A Associação Britânica de Saúde Sexual e HIV (BASHH, na sigla em inglês) emitiu um alerta para uma infecção sexualmente transmissível que se alastra pelo mundo, causada por mais uma candidata a "superbactéria" - superbactérias são patógenos que não são destruídos pelos antibióticos comuns.

A contaminação com a Mycoplasma genitalium (MG) ocorre em relações sexuais sem o uso de preservativo.

Por ser uma doença ainda pouco conhecida, nem sempre há testes para diagnóstico preciso e nem tampouco medicamentos específicos - os médicos e cientistas ainda não tiveram tempo para obter maiores informações sobre a bactéria.

Segundo a entidade, se medidas urgentes não forem tomadas, a MG pode se tornar uma superbactéria em dez anos.

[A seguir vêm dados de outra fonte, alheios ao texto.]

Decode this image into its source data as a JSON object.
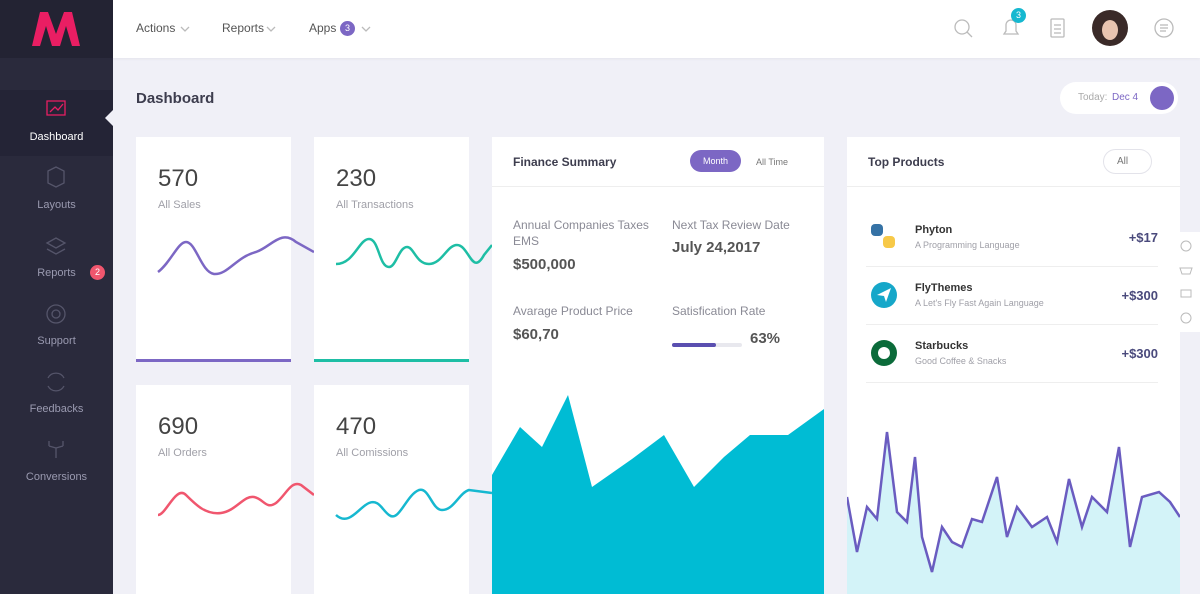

Atualmente, uma em cada 100 pessoas infectadas pode não responder ao tratamento.

Segundo a análise, os dados preocupam porque a não reação ao tratamento pode levar até 3 mil mulheres por ano a terem doença inflamatória pélvica (DIP) causada por MG e com risco de infertilidade.

Mycoplasma genitalium

A MG provoca sintomas semelhantes aos da clamídia - doença sexualmente transmissível também por bactéria que provoca dores, inflamação pélvica e corrimento nas mulheres. No caso dos homens, ela provoca ardência ao urinar e secreção, além de inflamação dos órgãos internos.

O problema é que a bactéria é mais resistente ao tratamento e, se não tratada, pode levar à infecção dos órgãos reprodutivos e causar infertilidade.

De acordo com especialistas, homens e mulheres correm risco de serem contaminados pela MG quando fazem sexo desprotegido, sem o uso de preservativo. A contaminação pode ocorrer por via oral, vaginal e anal.